The MAUD Committee Report was soon sent to the United States for evaluation. With no reply for several weeks, however, Australian scientist Mark Oliphant flew to Washington to scope out the situation. Oliphant met with Lyman Briggs and was disappointed to find that “this inarticulate and unimpressive man had put the reports in his safe and had not shown them to members of his committee” (Rhodes 372). Frustrated, Oliphant visited Ernest Lawrence to explain the urgency of the situation, and with his help, Oliphant’s message eventually made its way to Vannevar Bush.

 

The S-1 Committee

By the time Bush received the MAUD Committee Report, the administrative structure of U.S. uranium research had drastically changed. On June 28, 1941, just days after the German army invaded the Soviet Union, President Roosevelt established the Office of Scientific Research and Development (OSRD), with Bush at its head. The NDRC, now led by James Conant, was reorganized as an advisory body to the OSRD. The Uranium Committee became the OSRD Section on Uranium, or the S-1 Committee.Vannevar Bush

The MAUD Committee Report was the proof that Bush and Conant had been waiting for, and they quickly moved to verify its results. With the help of a committee from the National Academy of Sciences led by Arthur Compton and including Enrico Fermi, Leo Szilard, and Eugene Wigner, they were able to confirm by early December that a bomb could theoretically be built for wartime use. After the attack at Pearl Harbor on December 7, large scale work on the bomb project was a foregone conclusion.
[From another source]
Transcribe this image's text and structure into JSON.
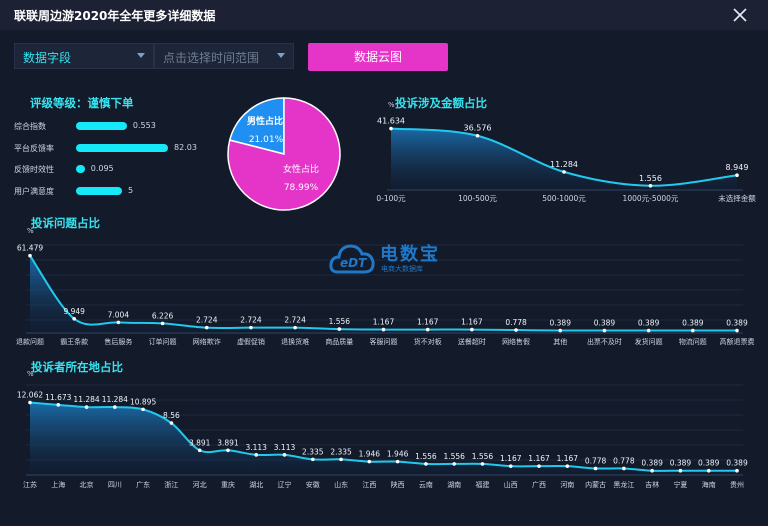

The S-1 Committee formally held its first meeting on December 18, 1941, signaling an official shift from the research phase of the project. As Conant noted, “the atmosphere was charged with excitement – the country had been at war nine days, an expansion of the S-1 program was now an accomplished matter. Enthusiasm and optimism reigned” (Rhodes 398). The meeting also marked the beginning of wartime secrecy for the project, as the committee established a basic code for its notes: plutonium was “copper”, U-235 “magnesium,” and uranium “tube alloy” (a reference to the code name for the British Atomic Bomb Project).

Nevertheless, as the project progressed from research to development, Bush and Conant realized that the S-1 Committee did not have the resources for full-scale construction. They eventually opted to turn to the Army for support, leading to the establishment of the Manhattan Engineer District under the command of General Leslie Groves.

More Historical Resources:

Hewlett, Richard G., and Oscar E. Anderson. The New World, 1939/1946. University Park, PA: Pennsylvania State University Press, 1962.

Gosling, F. G. The Manhattan Project: Making the Atomic Bomb. Washington, DC: History Division, Department of Energy, 1999.

Rhodes, Richard. The Making of the Atomic Bomb. New York, NY: Simon & Schuster, 1986.